I tied back the curtain and turned my head to business.
Oughta get this quilt done, just ’cause it’s somethin’ to do.
I cut a new length of thread but had my mind on all the green outside the window. Spring was the worst time for thinking on home and Willard and how much I missed ’em both ever’ time I let myself. Just lookin’ outside could start me off. You’d think I’d learn.
But there was a little fun in imaginin’ Willard standing outside under that willow, watchin’ and waitin’ for us to be together again. I wondered if he was missin’ me the same as I missed him. But maybe he’d be ready to give me the what for by now, for all this sittin’ still so long.

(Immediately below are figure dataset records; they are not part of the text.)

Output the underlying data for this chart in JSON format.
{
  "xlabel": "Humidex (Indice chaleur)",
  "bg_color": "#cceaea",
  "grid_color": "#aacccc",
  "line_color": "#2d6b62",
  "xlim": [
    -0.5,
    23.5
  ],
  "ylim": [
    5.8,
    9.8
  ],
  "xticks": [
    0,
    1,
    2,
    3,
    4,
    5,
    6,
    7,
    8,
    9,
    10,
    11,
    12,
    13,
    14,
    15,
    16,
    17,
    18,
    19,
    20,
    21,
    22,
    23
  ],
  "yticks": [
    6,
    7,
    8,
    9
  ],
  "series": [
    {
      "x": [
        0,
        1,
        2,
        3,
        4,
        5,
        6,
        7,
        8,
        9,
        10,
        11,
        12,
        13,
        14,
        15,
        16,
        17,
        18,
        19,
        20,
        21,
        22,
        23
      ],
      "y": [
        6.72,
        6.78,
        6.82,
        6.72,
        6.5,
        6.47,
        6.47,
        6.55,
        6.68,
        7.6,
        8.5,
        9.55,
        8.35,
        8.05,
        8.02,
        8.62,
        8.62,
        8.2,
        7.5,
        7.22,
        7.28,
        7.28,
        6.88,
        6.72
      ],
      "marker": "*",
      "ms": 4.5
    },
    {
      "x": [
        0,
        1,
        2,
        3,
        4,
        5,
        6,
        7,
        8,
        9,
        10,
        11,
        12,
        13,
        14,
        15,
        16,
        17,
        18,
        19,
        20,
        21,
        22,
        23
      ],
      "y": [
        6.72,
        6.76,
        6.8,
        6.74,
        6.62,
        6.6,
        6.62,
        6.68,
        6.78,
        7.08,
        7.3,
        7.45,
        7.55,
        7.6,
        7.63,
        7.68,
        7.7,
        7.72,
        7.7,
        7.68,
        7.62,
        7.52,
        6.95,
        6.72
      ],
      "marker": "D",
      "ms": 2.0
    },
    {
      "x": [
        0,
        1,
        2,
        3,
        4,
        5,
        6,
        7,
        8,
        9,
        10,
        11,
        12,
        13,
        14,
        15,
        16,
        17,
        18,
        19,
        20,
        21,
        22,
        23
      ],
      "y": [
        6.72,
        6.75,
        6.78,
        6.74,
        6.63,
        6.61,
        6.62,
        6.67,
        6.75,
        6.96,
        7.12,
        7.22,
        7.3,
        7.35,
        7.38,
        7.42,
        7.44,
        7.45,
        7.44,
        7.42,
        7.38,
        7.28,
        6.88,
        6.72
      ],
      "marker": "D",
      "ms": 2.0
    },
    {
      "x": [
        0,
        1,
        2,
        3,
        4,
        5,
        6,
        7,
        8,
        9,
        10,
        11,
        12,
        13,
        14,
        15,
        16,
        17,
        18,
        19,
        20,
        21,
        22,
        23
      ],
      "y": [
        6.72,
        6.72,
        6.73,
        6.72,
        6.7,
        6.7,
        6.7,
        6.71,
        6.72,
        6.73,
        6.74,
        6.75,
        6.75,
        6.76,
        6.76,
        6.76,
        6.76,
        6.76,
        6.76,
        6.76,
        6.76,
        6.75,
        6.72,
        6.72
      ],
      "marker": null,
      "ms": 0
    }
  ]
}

He always said home was the place to live and die. And there I was, spendin’ three good farmin’ seasons in Belle Rive. There weren’t no way ’round it. But what would he think? Willard wouldn’t leave the farm when he was sick. Even when he took real bad, he wouldn’t. But there I sat.
I was just leanin’ into the window light, trying to thread my needle, when Rita tapped so sudden on the door, I jumped.
“Emma?”
“Might just as well come right in, Rita. You know you ain’t gotta knock.” I tried threadin’ that needle again, but missed.
The door opened just a peek. “You’ve got comp’ny, Emma,” Rita said. “Says she’s from Pennsylvaney.”
Now that were a surprise. I couldn’t imagine what this’d be about. I pulled myself up in m’ seat best I could, wondering who in the world had come.